After placing your units on the battlefield, it’s time to fight. The title will provide you with a small selection of cards that can let you set up obstacles or traps against opposing forces, or that give attack or defense bonuses to your units. Your opponents will also have their own decks providing them cards, too, so you’ll have to be mindful that they can suddenly get some bonuses to their armies, as well. Beyond that, combat plays out pretty simply with you selecting each unit and ordering them to attack or bolster their defense at their current position. If you’ve played any other turn-based strategy title, you’ll have a great idea of how combat plays in Rising Lords.

So, what it comes down to is that there are two large phases for Rising Lords: you have your city building phase with resource management, you develop your resources to improve your armies, use the lands you gain from battle to accrue more resources, and continue developing your army to handle larger conflicts. And then secondly, you have the combat. That’s the core gameplay loop of Rising Lords right there – city building reinforces combat, and combat reinforces city building.

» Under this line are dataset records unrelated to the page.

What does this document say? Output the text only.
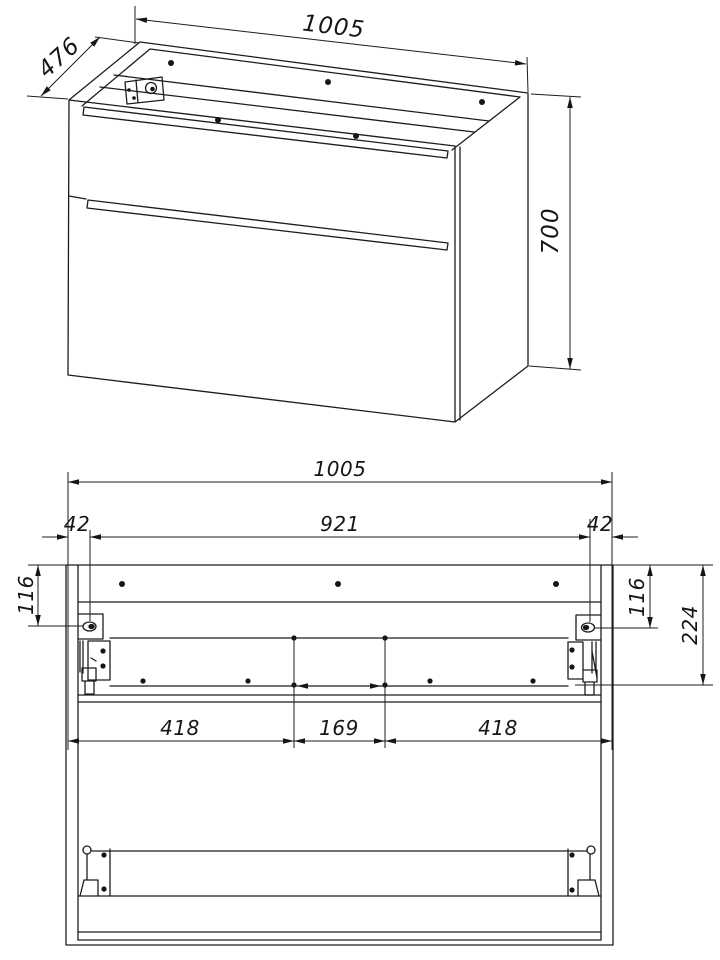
1005
476
700
1005
42	921	42
116	116
224
418	169	418
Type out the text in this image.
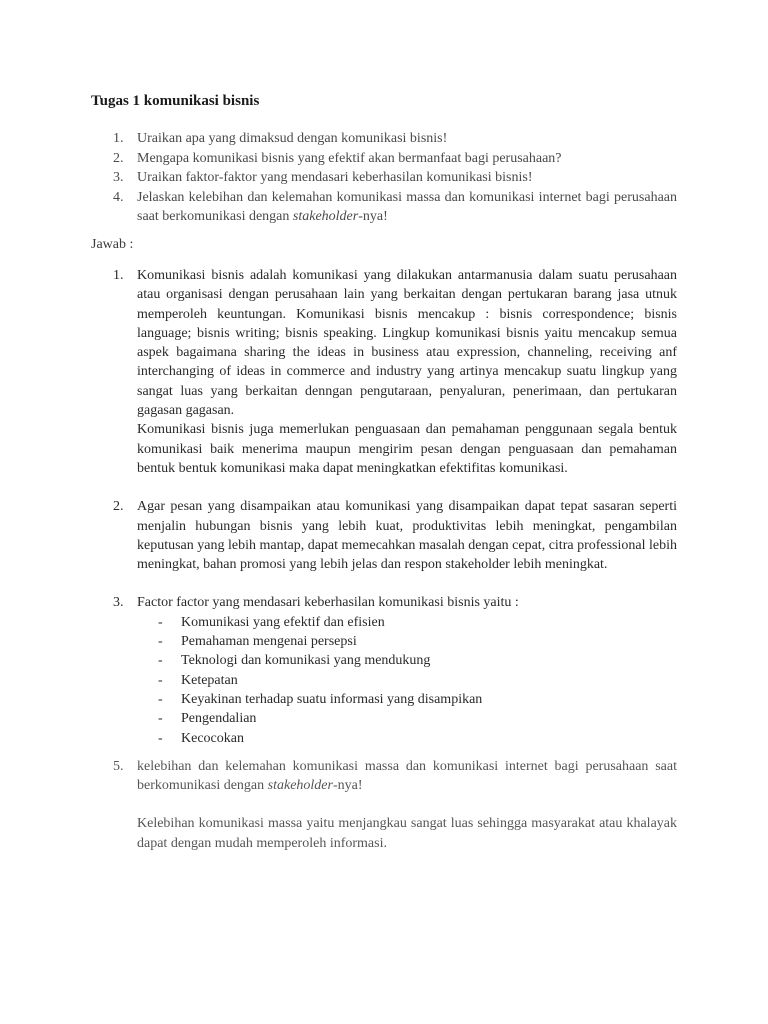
Tugas 1 komunikasi bisnis
1. Uraikan apa yang dimaksud dengan komunikasi bisnis!
2. Mengapa komunikasi bisnis yang efektif akan bermanfaat bagi perusahaan?
3. Uraikan faktor-faktor yang mendasari keberhasilan komunikasi bisnis!
4. Jelaskan kelebihan dan kelemahan komunikasi massa dan komunikasi internet bagi perusahaan saat berkomunikasi dengan stakeholder-nya!
Jawab :
1. Komunikasi bisnis adalah komunikasi yang dilakukan antarmanusia dalam suatu perusahaan atau organisasi dengan perusahaan lain yang berkaitan dengan pertukaran barang jasa utnuk memperoleh keuntungan. Komunikasi bisnis mencakup : bisnis correspondence; bisnis language; bisnis writing; bisnis speaking. Lingkup komunikasi bisnis yaitu mencakup semua aspek bagaimana sharing the ideas in business atau expression, channeling, receiving anf interchanging of ideas in commerce and industry yang artinya mencakup suatu lingkup yang sangat luas yang berkaitan denngan pengutaraan, penyaluran, penerimaan, dan pertukaran gagasan gagasan.

Komunikasi bisnis juga memerlukan penguasaan dan pemahaman penggunaan segala bentuk komunikasi baik menerima maupun mengirim pesan dengan penguasaan dan pemahaman bentuk bentuk komunikasi maka dapat meningkatkan efektifitas komunikasi.

2. Agar pesan yang disampaikan atau komunikasi yang disampaikan dapat tepat sasaran seperti menjalin hubungan bisnis yang lebih kuat, produktivitas lebih meningkat, pengambilan keputusan yang lebih mantap, dapat memecahkan masalah dengan cepat, citra professional lebih meningkat, bahan promosi yang lebih jelas dan respon stakeholder lebih meningkat.

3. Factor factor yang mendasari keberhasilan komunikasi bisnis yaitu :

- Komunikasi yang efektif dan efisien
- Pemahaman mengenai persepsi
- Teknologi dan komunikasi yang mendukung
- Ketepatan
- Keyakinan terhadap suatu informasi yang disampikan
- Pengendalian
- Kecocokan
5. kelebihan dan kelemahan komunikasi massa dan komunikasi internet bagi perusahaan saat berkomunikasi dengan stakeholder-nya!

Kelebihan komunikasi massa yaitu menjangkau sangat luas sehingga masyarakat atau khalayak dapat dengan mudah memperoleh informasi.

As far as controls, Rising Lords is in an interesting state on the Switch because the controls are clearly adapted from testing with PC as the primary platform with absolutely no thought about how those controls would translate to a Pro Controller for the Nintendo Switch. You control everything in Rising Lords through menu buttons or radial menus, and you only interact with those menus through a cursor you move on screen with the analog stick. Obviously, this isn’t ideal as joysticks are horribly imprecise and are not direct substitutions for a computer mouse, and it doesn’t help that the analog stick and button inputs can strangely lag and take a couple seconds to register an input.

Thankfully, Rising Lords on Switch does have touchscreen controls in handheld mode to make up for sloppily implemented analog stick pointer controls, and the touch controls don’t seem to be anywhere near as laggy as the analog stick controls. This does mean, however, that if you’re looking for a nice strategy game to play on your TV for the Nintendo Switch, this title shouldn’t even be in the running for your consideration – the analog controls are that sluggish and poorly implemented. However, if you’re willing to play in handheld mode, Rising Lords offers a great experience through its dichotomy of city building and strategic combat.

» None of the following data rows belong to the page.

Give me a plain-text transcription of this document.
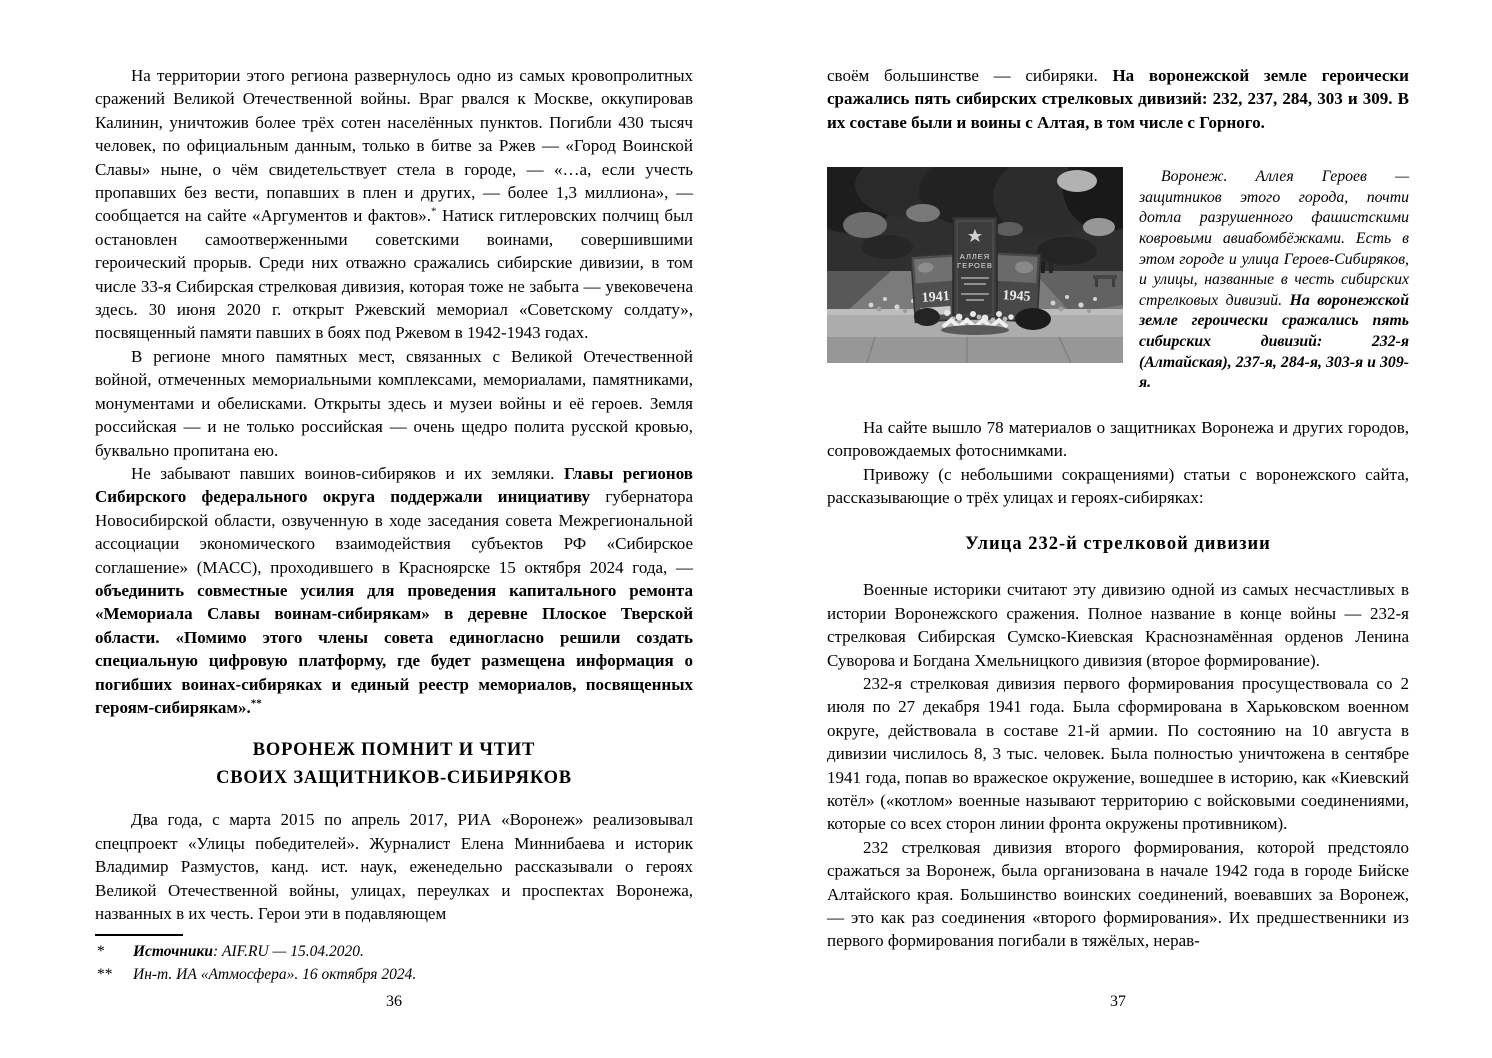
На территории этого региона развернулось одно из самых кровопролитных сражений Великой Отечественной войны. Враг рвался к Москве, оккупировав Калинин, уничтожив более трёх сотен населённых пунктов. Погибли 430 тысяч человек, по официальным данным, только в битве за Ржев — «Город Воинской Славы» ныне, о чём свидетельствует стела в городе, — «…а, если учесть пропавших без вести, попавших в плен и других, — более 1,3 миллиона», — сообщается на сайте «Аргументов и фактов».* Натиск гитлеровских полчищ был остановлен самоотверженными советскими воинами, совершившими героический прорыв. Среди них отважно сражались сибирские дивизии, в том числе 33-я Сибирская стрелковая дивизия, которая тоже не забыта — увековечена здесь. 30 июня 2020 г. открыт Ржевский мемориал «Советскому солдату», посвященный памяти павших в боях под Ржевом в 1942-1943 годах.
В регионе много памятных мест, связанных с Великой Отечественной войной, отмеченных мемориальными комплексами, мемориалами, памятниками, монументами и обелисками. Открыты здесь и музеи войны и её героев. Земля российская — и не только российская — очень щедро полита русской кровью, буквально пропитана ею.
Не забывают павших воинов-сибиряков и их земляки. Главы регионов Сибирского федерального округа поддержали инициативу губернатора Новосибирской области, озвученную в ходе заседания совета Межрегиональной ассоциации экономического взаимодействия субъектов РФ «Сибирское соглашение» (МАСС), проходившего в Красноярске 15 октября 2024 года, — объединить совместные усилия для проведения капитального ремонта «Мемориала Славы воинам-сибирякам» в деревне Плоское Тверской области. «Помимо этого члены совета единогласно решили создать специальную цифровую платформу, где будет размещена информация о погибших воинах-сибиряках и единый реестр мемориалов, посвященных героям-сибирякам».**
ВОРОНЕЖ ПОМНИТ И ЧТИТ
СВОИХ ЗАЩИТНИКОВ-СИБИРЯКОВ
Два года, с марта 2015 по апрель 2017, РИА «Воронеж» реализовывал спецпроект «Улицы победителей». Журналист Елена Миннибаева и историк Владимир Размустов, канд. ист. наук, еженедельно рассказывали о героях Великой Отечественной войны, улицах, переулках и проспектах Воронежа, названных в их честь. Герои эти в подавляющем
*	Источники: AIF.RU — 15.04.2020.
**	Ин-т. ИА «Атмосфера». 16 октября 2024.
своём большинстве — сибиряки. На воронежской земле героически сражались пять сибирских стрелковых дивизий: 232, 237, 284, 303 и 309. В их составе были и воины с Алтая, в том числе с Горного.
1941	1945
АЛЛЕЯ
ГЕРОЕВ
Воронеж. Аллея Героев — защитников этого города, почти дотла разрушенного фашистскими ковровыми авиабомбёжками. Есть в этом городе и улица Героев-Сибиряков, и улицы, названные в честь сибирских стрелковых дивизий. На воронежской земле героически сражались пять сибирских дивизий: 232-я (Алтайская), 237-я, 284-я, 303-я и 309-я.
На сайте вышло 78 материалов о защитниках Воронежа и других городов, сопровождаемых фотоснимками.
Привожу (с небольшими сокращениями) статьи с воронежского сайта, рассказывающие о трёх улицах и героях-сибиряках:
Улица 232-й стрелковой дивизии
Военные историки считают эту дивизию одной из самых несчастливых в истории Воронежского сражения. Полное название в конце войны — 232-я стрелковая Сибирская Сумско-Киевская Краснознамённая орденов Ленина Суворова и Богдана Хмельницкого дивизия (второе формирование).
232-я стрелковая дивизия первого формирования просуществовала со 2 июля по 27 декабря 1941 года. Была сформирована в Харьковском военном округе, действовала в составе 21-й армии. По состоянию на 10 августа в дивизии числилось 8, 3 тыс. человек. Была полностью уничтожена в сентябре 1941 года, попав во вражеское окружение, вошедшее в историю, как «Киевский котёл» («котлом» военные называют территорию с войсковыми соединениями, которые со всех сторон линии фронта окружены противником).
232 стрелковая дивизия второго формирования, которой предстояло сражаться за Воронеж, была организована в начале 1942 года в городе Бийске Алтайского края. Большинство воинских соединений, воевавших за Воронеж, — это как раз соединения «второго формирования». Их предшественники из первого формирования погибали в тяжёлых, нерав-
36	37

Another unfortunate tradeoff, likely due to a lack of optimization for the Switch, is that once you end your turn, the game darkens the screen so it can focus on resolving everyone else’s turn. In most other titles, this would only take a few seconds. In Rising Lords on the Switch, it takes over 11 seconds at minimum, with the length seemingly increasing every single turn. Combine this with inputs taking a couple seconds just to register, and you have an extremely sluggish and poorly optimized Switch console port.

One major positive about Rising Lords is that the visuals are crisp and detailed, with a great hand drawn aesthetic very reminiscent of drawings from the Middle Ages. The period appropriate music may not stick with you after the game has been shut off, but the music and sound effects are very similar to something you’d hear at a Renaissance faire. You can appreciate the visuals through the various modes available, from the campaign mode, scenario (single player sandbox), multiplayer, and even map editor. So, there is a lot to do, thankfully, and if the visuals click with you, there’s a lot to enjoy here if you enjoy playing in handheld mode.

Overall, Rising Lords is either a 2 out of 5 or a 4 out of 5 game for the Nintendo Switch, almost universally dependent on whether or not you’re willing to put up with touchscreen controls because the default control scheme of the analog stick quite simply is atrociously sluggish and imprecise. However, if you can tolerate playing your hybrid game console in handheld mode, Rising Lords can actually be a good amount of fun, as both halves of its gameplay loop play off each other quite well. Conversely, if the controls sound like something you don’t want to bother with, Rising Lords is on the PC through Steam, and has the same volume of content, which may be alluring for those who want a new strategy and city building experience, but want to play on a screen larger than that of the Switch.